Find $\mathop {\lim }\limits_{x \to \frac{1}{2}} \left( {\frac{{\left( {\frac{1}{4} - {x^2}} \right)}}{{\cot \pi x}}} \right)$.

using l’Hôpital’s Rule     (M1)

$\mathop {\lim }\limits_{x \to \frac{1}{2}} \left( {\frac{{\left( {\frac{1}{4} - {x^2}} \right)}}{{\cot \pi x}}} \right) = \mathop {\lim }\limits_{x \to \frac{1}{2}} \left[ {\frac{{ - 2}}{{ - \pi {\text{cose}}{{\text{c}}^2}\pi x}}} \right]$     A1A1

$= \frac{{ - 1}}{{ - \pi {\text{cose}}{{\text{c}}^2}\frac{\pi }{2}}} = \frac{1}{\pi }$     (M1)A1

[5 marks]

This question was accessible to the vast majority of candidates, who recognised that L’Hôpital’s rule was required.

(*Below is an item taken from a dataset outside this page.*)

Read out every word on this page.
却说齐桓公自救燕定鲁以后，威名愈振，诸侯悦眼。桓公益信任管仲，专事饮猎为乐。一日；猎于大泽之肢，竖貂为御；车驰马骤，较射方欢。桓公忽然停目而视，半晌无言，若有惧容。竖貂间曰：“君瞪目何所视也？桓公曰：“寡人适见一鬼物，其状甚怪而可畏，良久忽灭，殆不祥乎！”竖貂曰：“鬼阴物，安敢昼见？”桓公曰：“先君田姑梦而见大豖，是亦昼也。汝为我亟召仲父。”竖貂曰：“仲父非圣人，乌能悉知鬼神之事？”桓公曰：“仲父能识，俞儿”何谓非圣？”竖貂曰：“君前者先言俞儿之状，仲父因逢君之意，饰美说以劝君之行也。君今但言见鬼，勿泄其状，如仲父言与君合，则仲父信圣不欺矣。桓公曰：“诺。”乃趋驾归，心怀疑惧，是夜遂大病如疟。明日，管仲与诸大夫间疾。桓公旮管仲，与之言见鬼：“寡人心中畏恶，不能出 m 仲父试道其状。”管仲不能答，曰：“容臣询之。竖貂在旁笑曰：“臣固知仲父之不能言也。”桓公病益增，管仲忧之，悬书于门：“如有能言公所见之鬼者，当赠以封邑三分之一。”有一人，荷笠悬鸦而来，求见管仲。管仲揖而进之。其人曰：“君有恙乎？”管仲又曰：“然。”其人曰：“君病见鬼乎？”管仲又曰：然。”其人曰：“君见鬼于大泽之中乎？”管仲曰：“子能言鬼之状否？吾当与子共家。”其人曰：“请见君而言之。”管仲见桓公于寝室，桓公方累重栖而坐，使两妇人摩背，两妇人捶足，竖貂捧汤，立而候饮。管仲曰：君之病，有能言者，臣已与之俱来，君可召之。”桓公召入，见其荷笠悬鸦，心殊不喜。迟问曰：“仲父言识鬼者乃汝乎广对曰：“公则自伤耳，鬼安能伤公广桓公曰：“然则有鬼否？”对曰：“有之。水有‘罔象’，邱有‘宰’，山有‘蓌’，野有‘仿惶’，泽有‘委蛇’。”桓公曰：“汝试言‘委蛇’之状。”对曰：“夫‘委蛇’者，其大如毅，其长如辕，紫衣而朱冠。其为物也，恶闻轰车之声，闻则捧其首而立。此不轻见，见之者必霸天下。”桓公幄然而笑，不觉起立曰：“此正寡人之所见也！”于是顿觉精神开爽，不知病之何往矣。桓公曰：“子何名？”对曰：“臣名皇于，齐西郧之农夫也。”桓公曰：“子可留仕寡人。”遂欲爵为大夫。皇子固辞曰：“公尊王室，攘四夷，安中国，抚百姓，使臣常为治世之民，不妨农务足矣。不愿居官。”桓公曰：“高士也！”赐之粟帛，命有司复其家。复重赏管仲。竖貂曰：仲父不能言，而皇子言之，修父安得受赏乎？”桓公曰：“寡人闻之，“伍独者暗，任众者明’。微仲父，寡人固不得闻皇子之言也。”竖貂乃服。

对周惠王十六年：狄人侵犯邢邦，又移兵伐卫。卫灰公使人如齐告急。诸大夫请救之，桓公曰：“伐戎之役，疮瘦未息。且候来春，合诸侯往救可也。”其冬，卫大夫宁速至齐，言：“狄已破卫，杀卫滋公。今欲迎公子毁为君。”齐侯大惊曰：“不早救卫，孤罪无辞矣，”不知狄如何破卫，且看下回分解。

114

However, some candidates omitted the factor $\pi$ in the differentiation of ${\cot \pi x}$. Some candidates replaced ${\cot \pi x}$ by $\cos \pi x{\text{/}}\sin \pi x$, which is a valid method but the extra algebra involved often led to an incorrect answer. Many fully correct solutions were seen.